Application fails to start — JWT key error

Symptom:

Failed to start server: Error: JWT_PRIVATE_KEY and JWT_PUBLIC_KEY environment variables are required

Fix: Generate RSA keys and add them to .env. See security.md.


PostgreSQL connection refused on first request

Symptom:

Error: connect ECONNREFUSED 127.0.0.1:5432

Causes and fixes:

Cause Fix
PostgreSQL container not started Run docker-compose up -d postgres
PostgreSQL container not yet healthy Wait and run docker-compose ps — wait for healthy
Wrong DATABASE_URL host/port Check DATABASE_URL matches the PostgreSQL port (5432)
PostgreSQL container exited Run docker-compose logs postgres to see why it exited

Redis connection error on first request

Symptom:

Redis client error Error: connect ECONNREFUSED 127.0.0.1:6379

Causes and fixes:

Cause Fix
Redis container not started Run docker-compose up -d redis
Redis container not yet healthy Run docker-compose ps — wait for healthy
Wrong REDIS_URL Check REDIS_URL matches the Redis port (6379)

Migration fails

Symptom:

Migration failed: Error: connect ECONNREFUSED 127.0.0.1:5432

Fix: PostgreSQL is not running or not reachable. Start it and verify health before running migrations.

Symptom:

Migration failed: Error: relation "agents" already exists

Fix: The migration has already been applied partially. Check schema_migrations:

psql "$DATABASE_URL" -c "SELECT name FROM schema_migrations ORDER BY name;"

If a migration is listed there but the table is inconsistent, manually inspect and repair the database state before re-running.


All requests return 401 after key rotation

Symptom: Every API call returns 401 UNAUTHORIZED with Token signature is invalid.

Cause: JWT keys were rotated.
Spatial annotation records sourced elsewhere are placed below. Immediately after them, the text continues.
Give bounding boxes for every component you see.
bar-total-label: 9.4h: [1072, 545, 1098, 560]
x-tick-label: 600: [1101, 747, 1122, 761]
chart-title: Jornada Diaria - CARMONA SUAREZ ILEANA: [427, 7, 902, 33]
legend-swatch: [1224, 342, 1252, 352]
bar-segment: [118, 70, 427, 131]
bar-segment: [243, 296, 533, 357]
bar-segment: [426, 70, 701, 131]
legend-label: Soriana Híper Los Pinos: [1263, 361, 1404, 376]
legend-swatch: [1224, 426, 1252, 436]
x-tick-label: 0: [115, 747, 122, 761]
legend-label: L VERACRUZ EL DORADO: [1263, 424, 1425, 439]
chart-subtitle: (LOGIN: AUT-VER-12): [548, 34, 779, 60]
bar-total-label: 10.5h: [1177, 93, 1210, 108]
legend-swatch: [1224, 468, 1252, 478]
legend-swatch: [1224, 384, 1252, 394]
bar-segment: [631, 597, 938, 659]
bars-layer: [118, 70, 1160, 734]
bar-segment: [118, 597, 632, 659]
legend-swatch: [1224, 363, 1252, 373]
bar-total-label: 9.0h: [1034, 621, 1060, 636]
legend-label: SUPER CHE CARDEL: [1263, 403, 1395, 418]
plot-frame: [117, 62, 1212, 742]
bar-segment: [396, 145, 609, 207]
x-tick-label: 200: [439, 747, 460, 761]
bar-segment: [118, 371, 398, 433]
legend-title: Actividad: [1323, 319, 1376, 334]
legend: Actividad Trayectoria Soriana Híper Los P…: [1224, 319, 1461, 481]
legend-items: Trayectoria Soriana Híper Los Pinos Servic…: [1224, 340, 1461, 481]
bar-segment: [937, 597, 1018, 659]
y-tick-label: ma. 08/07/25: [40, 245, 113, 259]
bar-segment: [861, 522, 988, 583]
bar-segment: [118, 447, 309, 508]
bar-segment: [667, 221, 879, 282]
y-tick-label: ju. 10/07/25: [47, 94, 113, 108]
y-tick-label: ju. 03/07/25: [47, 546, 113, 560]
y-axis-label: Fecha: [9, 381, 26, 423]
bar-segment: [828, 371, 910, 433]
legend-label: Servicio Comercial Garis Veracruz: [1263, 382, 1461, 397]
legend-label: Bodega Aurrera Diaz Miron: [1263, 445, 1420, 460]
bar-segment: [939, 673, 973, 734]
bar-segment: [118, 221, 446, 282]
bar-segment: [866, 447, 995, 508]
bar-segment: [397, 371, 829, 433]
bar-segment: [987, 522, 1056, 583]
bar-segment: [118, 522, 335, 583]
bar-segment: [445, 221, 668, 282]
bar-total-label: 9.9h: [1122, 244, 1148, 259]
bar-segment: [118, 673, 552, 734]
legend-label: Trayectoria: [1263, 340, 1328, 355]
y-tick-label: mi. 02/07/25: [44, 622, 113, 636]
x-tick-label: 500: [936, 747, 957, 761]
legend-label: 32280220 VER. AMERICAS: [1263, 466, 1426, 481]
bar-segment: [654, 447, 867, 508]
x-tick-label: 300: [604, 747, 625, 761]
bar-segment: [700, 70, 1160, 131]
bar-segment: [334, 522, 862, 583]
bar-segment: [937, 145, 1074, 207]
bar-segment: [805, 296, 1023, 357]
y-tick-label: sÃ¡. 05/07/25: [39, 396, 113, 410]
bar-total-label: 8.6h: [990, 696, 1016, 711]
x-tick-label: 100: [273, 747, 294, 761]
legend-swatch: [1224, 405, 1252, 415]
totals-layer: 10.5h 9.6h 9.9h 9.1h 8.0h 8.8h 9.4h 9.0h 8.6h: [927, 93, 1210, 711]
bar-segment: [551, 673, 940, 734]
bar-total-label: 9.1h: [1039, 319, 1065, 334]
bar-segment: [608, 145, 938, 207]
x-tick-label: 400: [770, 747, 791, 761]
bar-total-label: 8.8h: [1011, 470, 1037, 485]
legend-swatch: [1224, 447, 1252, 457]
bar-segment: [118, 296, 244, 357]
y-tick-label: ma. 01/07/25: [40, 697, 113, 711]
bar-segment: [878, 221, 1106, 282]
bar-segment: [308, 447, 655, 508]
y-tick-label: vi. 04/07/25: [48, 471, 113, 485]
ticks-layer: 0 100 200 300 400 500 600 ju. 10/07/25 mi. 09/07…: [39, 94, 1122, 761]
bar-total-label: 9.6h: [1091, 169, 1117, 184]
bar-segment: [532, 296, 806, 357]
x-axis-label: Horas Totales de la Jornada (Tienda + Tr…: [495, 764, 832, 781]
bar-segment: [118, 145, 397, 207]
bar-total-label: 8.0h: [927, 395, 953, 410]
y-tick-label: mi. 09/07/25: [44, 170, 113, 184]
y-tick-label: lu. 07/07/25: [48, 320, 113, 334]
All previously issued tokens were signed with the old private key and are now invalid.

Fix: Clients must re-authenticate using POST /token with their client_id and client_secret to obtain a new token signed with the new key. This is expected behaviour after key rotation.


Rate limit hit unexpectedly — 429 responses

Symptom: API returns 429 RATE_LIMIT_EXCEEDED with X-RateLimit-Reset header.

Check current rate limit state:

# Find the current window key
WINDOW=$(node -e "console.log(Math.floor(Date.now() / 60000))")
# Check count for a specific client
docker-compose exec redis redis-cli GET "rate:<client_id>:$WINDOW"

Fix: Wait until X-RateLimit-Reset (Unix timestamp in the response header) before retrying. The window resets every 60 seconds.